In early August of 2021, Sellers informed Buyers that the vacant lot the Sellers planned to purchase was no longer available, therefore they intended to cancel the transaction with Buyers. In response, Buyers refused to cancel, stating they intended to close the transaction. Sellers responded by indicating a continued intention to cancel the agreement, claiming their own real estate agent failed to insert a home-of-choice contingency into the contract. The Buyers again rejected the Sellers attempts and insisted on closing the transaction, eventually arriving at the closing table with financing in place. The Sellers failed to appear.
Buyers subsequently brought suit, claiming Sellers’ breach entitled them to a specific performance remedy and other damages including attorneys’ fees. Specific performance is an equitable remedy which compels a party’s performance under the contract. In Wyoming, typically a party requesting specific performance must establish that monetary damages are an inadequate and impractical remedy before specific performance may be awarded. However, in disputes where a buyer of real estate is seeking specific performance, precedential decisions in Wyoming have presumed monetary damages are inadequate with no further inquiry.
Sellers did not dispute the factual allegations in Buyers’ complaint, but Sellers did argue the purchase agreement was invalid and unenforceable due to their own agent’s alleged mistakes and misrepresentations regarding the home-of-choice contingency. Prior to trial, Buyers moved for summary judgment, claiming the facts combined with the agreement’s language entitled them to force Sellers to close the transaction. The district court agreed with Buyers in ruling that the purchase agreement was binding and enforceable despite the Seller agent’s alleged errors, but the court determined more evidence was needed to establish whether circumstances entitled Buyers to a specific performance remedy.
The Sublette County District Court conducted a bench trial focused on the potential specific performance remedy and ultimately denied Buyers’ request, instead awarding $6,128 in compensatory damages for Sellers’ breach. The district court found a forced sale would impose a financial and practical hardship on Sellers that would outweigh the benefits to Buyers, highlighting factors like potential displacement, loss of equity and other costs and fees. Buyers appealed.
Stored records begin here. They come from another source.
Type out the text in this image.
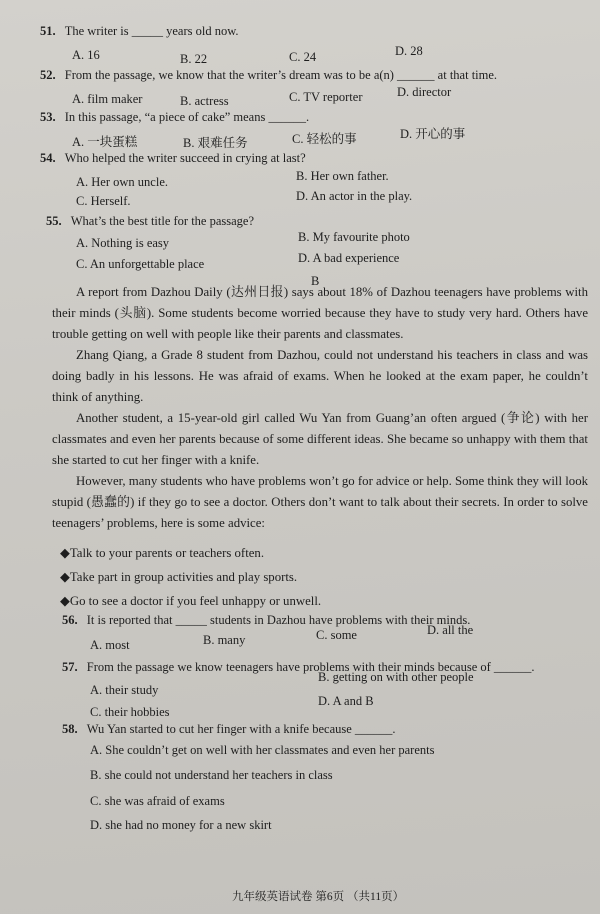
51. The writer is _____ years old now.
A. 16	B. 22	C. 24	D. 28
52. From the passage, we know that the writer’s dream was to be a(n) ______ at that time.
A. film maker	B. actress	C. TV reporter	D. director
53. In this passage, “a piece of cake” means ______.
A. 一块蛋糕	B. 艰难任务	C. 轻松的事	D. 开心的事
54. Who helped the writer succeed in crying at last?
A. Her own uncle.	B. Her own father.
C. Herself.	D. An actor in the play.
55. What’s the best title for the passage?
A. Nothing is easy	B. My favourite photo
C. An unforgettable place	D. A bad experience
B

A report from Dazhou Daily (达州日报) says about 18% of Dazhou teenagers have problems with their minds (头脑). Some students become worried because they have to study very hard. Others have trouble getting on well with people like their parents and classmates.

Zhang Qiang, a Grade 8 student from Dazhou, could not understand his teachers in class and was doing badly in his lessons. He was afraid of exams. When he looked at the exam paper, he couldn’t think of anything.

Another student, a 15-year-old girl called Wu Yan from Guang’an often argued (争论) with her classmates and even her parents because of some different ideas. She became so unhappy with them that she started to cut her finger with a knife.

However, many students who have problems won’t go for advice or help. Some think they will look stupid (愚蠢的) if they go to see a doctor. Others don’t want to talk about their secrets. In order to solve teenagers’ problems, here is some advice:

◆Talk to your parents or teachers often.
◆Take part in group activities and play sports.
◆Go to see a doctor if you feel unhappy or unwell.
56. It is reported that _____ students in Dazhou have problems with their minds.
A. most	B. many	C. some	D. all the
57. From the passage we know teenagers have problems with their minds because of ______.
A. their study
B. getting on with other people
C. their hobbies
D. A and B
58. Wu Yan started to cut her finger with a knife because ______.
A. She couldn’t get on well with her classmates and even her parents
B. she could not understand her teachers in class
C. she was afraid of exams
D. she had no money for a new skirt
九年级英语试卷 第6页 （共11页）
The Supreme Court of Wyoming considered Buyers’ contention that the district court misapplied precedent involving property purchase disputes and the denial of the specific performance remedy. The court overturned, finding the district court misapplied precedent involving agreements for real estate transfers and abused its discretion in awarding monetary damages. The inadequacy of monetary damages should have been presumed based on precedent involving a property sale, and the facts underlying the analysis of relative hardship should have revealed specific performance as the proper remedy.
In its opinion, the supreme court stated the district court should have required the parties to abide by the contract’s clear provisions, and by awarding monetary damages, the district court “essentially rewrote the [c]ontract” to allow Sellers to cancel based on the unavailability of their preferred home, a contingency not included in the agreement. The case was remanded back to the district court with instructions to order specific performance and to determine what other damages, if any, should be awarded to Buyers.
Morningstar v. Robison, 527 P.3d 241, 243 (Wyo. 2023), reh'g denied (May 2, 2023).